Three challenges stand out. First is pricing itself. The law is clear: all VAT-eligible goods and services must be priced inclusive of VAT. Yet when you walk around many shops, retailers and traders, you will often find one price, and the VAT added at payment. Sellers must price inclusive of VAT – and can be fined large sums for failing to.
Second is tax invoicing. A valid tax invoice is a legal requirement and not an option, yet too many businesses have failed to set up systems to manage tax invoices. This in turn prevents businesses who want to recover their VAT later on from doing so.
Tax invoices are critical to a well-functioning VAT system – and they are the seller’s responsibility.
Third is the lack of automation for compliance obligations – in other words, too few companies use automated systems for completing their monthly or quarterly VAT returns. Instead, they just go back and look at their sales or purchase records and manually pull the information together – an error-prone process leaving a poor audit trail. As regulators’ audit activity and capacity ramps up, businesses without automation will be exposed because a staggering number of errors emerge from manual approaches.

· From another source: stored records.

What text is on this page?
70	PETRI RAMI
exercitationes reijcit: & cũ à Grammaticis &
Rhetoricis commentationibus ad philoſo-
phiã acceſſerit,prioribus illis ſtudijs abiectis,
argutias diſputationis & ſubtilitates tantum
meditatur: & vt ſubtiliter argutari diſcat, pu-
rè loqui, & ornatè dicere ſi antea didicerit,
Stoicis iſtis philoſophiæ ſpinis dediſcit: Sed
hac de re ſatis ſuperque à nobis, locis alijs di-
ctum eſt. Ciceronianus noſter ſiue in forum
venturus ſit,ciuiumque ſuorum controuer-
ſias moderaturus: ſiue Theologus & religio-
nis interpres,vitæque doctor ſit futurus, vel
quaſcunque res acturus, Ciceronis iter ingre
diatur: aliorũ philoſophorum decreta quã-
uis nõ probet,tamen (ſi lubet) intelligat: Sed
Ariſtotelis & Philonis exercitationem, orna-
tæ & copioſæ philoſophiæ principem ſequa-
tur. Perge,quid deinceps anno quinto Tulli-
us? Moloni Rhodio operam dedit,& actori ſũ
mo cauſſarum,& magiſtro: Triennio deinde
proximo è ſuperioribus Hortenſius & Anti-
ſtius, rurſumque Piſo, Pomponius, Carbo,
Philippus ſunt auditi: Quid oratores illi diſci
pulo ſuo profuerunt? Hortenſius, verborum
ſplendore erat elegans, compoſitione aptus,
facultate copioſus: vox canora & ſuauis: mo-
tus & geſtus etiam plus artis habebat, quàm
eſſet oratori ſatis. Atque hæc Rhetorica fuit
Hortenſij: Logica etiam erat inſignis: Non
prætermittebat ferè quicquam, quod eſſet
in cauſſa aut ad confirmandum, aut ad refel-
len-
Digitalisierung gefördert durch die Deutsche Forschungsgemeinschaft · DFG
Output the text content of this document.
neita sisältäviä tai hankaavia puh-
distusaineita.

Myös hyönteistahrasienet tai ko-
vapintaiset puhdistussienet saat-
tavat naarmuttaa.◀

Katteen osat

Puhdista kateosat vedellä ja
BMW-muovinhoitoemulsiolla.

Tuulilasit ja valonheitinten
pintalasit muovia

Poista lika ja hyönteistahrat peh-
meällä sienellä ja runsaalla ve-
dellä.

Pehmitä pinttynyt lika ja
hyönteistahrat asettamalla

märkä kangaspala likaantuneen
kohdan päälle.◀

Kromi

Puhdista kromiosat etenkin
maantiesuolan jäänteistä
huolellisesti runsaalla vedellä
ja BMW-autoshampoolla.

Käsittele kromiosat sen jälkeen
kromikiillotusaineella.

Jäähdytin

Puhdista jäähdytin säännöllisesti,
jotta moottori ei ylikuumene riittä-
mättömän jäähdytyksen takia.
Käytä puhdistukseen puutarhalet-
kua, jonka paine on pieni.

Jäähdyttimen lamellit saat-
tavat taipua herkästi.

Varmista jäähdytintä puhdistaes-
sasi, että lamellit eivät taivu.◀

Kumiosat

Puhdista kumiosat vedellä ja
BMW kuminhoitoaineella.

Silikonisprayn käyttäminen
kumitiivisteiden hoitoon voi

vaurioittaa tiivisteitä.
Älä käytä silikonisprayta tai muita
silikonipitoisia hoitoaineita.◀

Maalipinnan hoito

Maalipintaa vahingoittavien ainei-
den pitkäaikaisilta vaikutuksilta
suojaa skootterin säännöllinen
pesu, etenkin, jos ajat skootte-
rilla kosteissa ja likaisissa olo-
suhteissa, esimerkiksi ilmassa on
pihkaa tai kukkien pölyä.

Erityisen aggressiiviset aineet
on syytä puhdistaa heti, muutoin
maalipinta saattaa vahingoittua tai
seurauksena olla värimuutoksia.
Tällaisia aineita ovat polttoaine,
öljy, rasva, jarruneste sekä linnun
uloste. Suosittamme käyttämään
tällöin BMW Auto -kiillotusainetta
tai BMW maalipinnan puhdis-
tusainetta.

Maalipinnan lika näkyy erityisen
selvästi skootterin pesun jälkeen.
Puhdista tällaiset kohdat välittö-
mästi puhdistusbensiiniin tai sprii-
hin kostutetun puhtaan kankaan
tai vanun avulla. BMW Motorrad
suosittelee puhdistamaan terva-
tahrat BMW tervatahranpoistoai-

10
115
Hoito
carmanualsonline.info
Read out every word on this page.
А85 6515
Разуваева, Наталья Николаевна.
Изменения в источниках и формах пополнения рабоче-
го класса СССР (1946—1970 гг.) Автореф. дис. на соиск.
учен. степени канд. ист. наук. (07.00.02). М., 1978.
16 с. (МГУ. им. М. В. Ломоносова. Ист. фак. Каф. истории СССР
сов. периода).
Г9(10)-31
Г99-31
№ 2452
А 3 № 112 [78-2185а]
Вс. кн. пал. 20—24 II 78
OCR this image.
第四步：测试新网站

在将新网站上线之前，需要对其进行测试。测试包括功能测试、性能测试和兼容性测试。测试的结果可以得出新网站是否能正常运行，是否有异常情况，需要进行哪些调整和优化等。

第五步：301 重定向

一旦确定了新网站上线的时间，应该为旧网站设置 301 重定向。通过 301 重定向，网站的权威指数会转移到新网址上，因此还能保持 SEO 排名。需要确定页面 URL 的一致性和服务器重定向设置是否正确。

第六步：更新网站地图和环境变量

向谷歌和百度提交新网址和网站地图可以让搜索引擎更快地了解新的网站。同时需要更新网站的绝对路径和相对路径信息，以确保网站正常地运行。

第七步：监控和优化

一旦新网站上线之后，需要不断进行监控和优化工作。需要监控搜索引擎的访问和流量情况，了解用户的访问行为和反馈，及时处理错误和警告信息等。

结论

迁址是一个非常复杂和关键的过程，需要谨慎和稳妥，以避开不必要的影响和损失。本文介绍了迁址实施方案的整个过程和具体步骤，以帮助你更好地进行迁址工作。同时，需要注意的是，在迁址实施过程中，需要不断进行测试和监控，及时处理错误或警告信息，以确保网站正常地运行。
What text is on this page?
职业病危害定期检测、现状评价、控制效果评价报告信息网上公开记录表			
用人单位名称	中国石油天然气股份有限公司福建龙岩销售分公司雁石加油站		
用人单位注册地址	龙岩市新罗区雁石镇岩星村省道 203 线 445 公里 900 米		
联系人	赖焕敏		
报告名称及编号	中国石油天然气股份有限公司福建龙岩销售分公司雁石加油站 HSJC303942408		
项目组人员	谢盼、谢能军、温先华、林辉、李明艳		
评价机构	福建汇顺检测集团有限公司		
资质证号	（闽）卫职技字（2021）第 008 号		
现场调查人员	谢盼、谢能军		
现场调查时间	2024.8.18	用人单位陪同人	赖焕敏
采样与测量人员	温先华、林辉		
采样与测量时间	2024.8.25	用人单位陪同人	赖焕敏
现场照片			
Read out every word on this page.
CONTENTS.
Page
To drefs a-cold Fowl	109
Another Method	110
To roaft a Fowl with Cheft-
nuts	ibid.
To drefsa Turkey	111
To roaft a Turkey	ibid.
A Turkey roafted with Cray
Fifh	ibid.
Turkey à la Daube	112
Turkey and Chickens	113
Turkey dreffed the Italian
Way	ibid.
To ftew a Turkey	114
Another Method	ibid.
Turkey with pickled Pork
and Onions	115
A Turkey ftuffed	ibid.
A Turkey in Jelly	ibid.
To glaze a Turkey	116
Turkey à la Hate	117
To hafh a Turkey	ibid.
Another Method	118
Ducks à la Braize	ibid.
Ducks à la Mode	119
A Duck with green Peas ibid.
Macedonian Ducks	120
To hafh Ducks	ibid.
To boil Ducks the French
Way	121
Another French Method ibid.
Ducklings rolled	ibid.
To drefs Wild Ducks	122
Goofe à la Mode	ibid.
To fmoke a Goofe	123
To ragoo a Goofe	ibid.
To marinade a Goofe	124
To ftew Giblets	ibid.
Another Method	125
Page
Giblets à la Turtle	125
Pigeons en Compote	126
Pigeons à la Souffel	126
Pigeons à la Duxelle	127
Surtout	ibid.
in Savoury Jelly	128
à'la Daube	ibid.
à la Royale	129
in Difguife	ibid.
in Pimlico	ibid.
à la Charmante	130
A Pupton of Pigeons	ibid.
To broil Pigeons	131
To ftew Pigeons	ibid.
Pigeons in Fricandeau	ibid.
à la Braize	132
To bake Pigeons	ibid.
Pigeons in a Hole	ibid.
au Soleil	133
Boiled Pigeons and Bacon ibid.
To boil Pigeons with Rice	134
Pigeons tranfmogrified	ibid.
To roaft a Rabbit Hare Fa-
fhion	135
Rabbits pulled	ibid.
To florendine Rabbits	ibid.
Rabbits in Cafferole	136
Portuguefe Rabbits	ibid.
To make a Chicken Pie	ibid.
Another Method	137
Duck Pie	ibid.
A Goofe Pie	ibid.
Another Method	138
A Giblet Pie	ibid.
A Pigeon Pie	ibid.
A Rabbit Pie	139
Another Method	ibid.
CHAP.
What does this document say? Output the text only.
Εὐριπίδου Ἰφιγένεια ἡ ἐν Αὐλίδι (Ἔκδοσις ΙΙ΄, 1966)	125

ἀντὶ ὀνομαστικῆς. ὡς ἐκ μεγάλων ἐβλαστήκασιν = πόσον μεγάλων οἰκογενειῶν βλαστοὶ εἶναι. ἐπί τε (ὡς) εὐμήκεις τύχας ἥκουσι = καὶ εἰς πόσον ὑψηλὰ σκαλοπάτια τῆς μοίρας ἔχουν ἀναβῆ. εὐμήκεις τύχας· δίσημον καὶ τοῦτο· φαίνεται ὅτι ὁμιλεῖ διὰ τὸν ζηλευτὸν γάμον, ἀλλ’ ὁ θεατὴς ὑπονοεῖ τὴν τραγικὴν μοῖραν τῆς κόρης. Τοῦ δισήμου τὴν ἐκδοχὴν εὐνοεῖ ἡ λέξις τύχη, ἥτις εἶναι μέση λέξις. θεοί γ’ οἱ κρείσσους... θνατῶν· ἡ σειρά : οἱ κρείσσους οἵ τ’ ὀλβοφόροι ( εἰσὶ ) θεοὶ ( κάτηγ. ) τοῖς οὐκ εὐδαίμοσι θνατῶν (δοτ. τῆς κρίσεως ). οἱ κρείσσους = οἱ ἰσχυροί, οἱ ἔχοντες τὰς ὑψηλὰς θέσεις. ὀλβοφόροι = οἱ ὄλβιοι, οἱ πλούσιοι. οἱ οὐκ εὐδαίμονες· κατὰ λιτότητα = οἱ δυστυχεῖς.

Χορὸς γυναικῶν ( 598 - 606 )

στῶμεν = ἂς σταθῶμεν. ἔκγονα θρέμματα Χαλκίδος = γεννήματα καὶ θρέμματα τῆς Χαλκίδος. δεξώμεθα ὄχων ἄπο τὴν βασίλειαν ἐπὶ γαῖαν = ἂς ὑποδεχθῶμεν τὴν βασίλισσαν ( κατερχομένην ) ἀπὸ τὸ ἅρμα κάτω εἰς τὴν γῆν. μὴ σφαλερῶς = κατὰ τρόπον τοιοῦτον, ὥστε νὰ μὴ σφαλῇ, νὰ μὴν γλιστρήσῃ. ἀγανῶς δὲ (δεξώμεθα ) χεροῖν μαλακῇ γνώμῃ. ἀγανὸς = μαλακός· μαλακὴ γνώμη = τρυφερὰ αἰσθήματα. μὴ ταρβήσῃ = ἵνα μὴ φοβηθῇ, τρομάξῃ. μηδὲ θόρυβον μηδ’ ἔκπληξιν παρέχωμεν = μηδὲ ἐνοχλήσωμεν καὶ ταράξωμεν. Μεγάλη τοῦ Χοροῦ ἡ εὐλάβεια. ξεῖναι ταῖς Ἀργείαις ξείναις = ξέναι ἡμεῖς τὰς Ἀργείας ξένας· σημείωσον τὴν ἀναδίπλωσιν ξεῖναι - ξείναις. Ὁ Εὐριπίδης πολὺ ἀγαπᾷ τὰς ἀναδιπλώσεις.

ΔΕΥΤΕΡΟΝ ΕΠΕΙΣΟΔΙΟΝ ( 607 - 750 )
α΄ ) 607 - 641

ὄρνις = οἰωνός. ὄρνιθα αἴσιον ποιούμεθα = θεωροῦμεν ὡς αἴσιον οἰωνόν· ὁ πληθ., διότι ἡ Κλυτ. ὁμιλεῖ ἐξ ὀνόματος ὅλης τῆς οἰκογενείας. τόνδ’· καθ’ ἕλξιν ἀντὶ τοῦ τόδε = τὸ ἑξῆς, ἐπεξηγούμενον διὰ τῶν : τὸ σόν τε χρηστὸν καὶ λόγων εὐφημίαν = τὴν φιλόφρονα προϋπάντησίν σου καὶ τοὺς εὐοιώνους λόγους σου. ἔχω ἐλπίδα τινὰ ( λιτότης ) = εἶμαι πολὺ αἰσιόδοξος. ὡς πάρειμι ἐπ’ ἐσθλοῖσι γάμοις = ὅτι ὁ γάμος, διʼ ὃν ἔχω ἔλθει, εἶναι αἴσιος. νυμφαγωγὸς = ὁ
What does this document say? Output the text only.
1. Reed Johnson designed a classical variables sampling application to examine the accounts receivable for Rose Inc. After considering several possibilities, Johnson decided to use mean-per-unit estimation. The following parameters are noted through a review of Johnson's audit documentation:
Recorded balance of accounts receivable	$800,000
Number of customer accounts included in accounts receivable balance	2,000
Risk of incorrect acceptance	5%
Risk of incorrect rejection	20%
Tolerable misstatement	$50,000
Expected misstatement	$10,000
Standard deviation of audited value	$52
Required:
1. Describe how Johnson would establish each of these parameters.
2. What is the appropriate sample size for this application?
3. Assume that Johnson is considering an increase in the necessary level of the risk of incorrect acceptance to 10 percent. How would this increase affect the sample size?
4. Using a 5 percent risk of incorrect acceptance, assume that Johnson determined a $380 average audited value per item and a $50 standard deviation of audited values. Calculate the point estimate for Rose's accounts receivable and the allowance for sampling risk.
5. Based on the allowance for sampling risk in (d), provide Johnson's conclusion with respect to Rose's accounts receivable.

It’s natural to assume that, if you have not suffered a penalty or fine so far, you are safe with your current system – however makeshift. Nothing could be further from the truth. First, there are big reputational risks to mispricing your customers. As knowledge of the VAT law widens, you risk alienating them once they realise you are not playing by the rules.
Second, and more immediate to the business, are the fines. These are not trivial. At best, a business that identifies their own mistake and submits a voluntary disclosure will face a fixed fee of between AED3,000 and AED5,000, a penalty amounting to 5 percent of the tax owed, the tax itself, and an interest penalty, which accumulates over time – and can reach as high as 300 percent.
The interest costs, on an accumulating basis, means even a small error can, over enough time, amount to huge sums. The next best outcome is if the business finds errors after having received a formal notification of a visit from the auditor, the 5 percent penalty then rises to 30 percent. The most serious outcome is if the authorities find the discrepancy, at which point the penalty rises to 50 percent.
Businesses that do not have their house in order need to consider short and long-term remedies. In the short term, they should do a thorough review of how VAT implementation has gone so far. Even a company that invested time and effort to be VAT-ready and compliant could be guilty of mistakes or problems. Do a health-check and examine your audit over the year so far. Look at your history and identify exposures. Now is the time to front up – not when auditors come knocking. Aside from the increased penalty, if discrepancies are found in a regulator probe, this could lead to a wider investigation into the business, which can be stressful and distracting.
Then comes the long term: only an automated VAT system will be viable and failsafe. As the other GCC states move towards VAT in their own jurisdictions, all businesses will need proper systems, processes, people and functions to automate as much as possible, and remove human error. Then you can get back to what matters: building your business.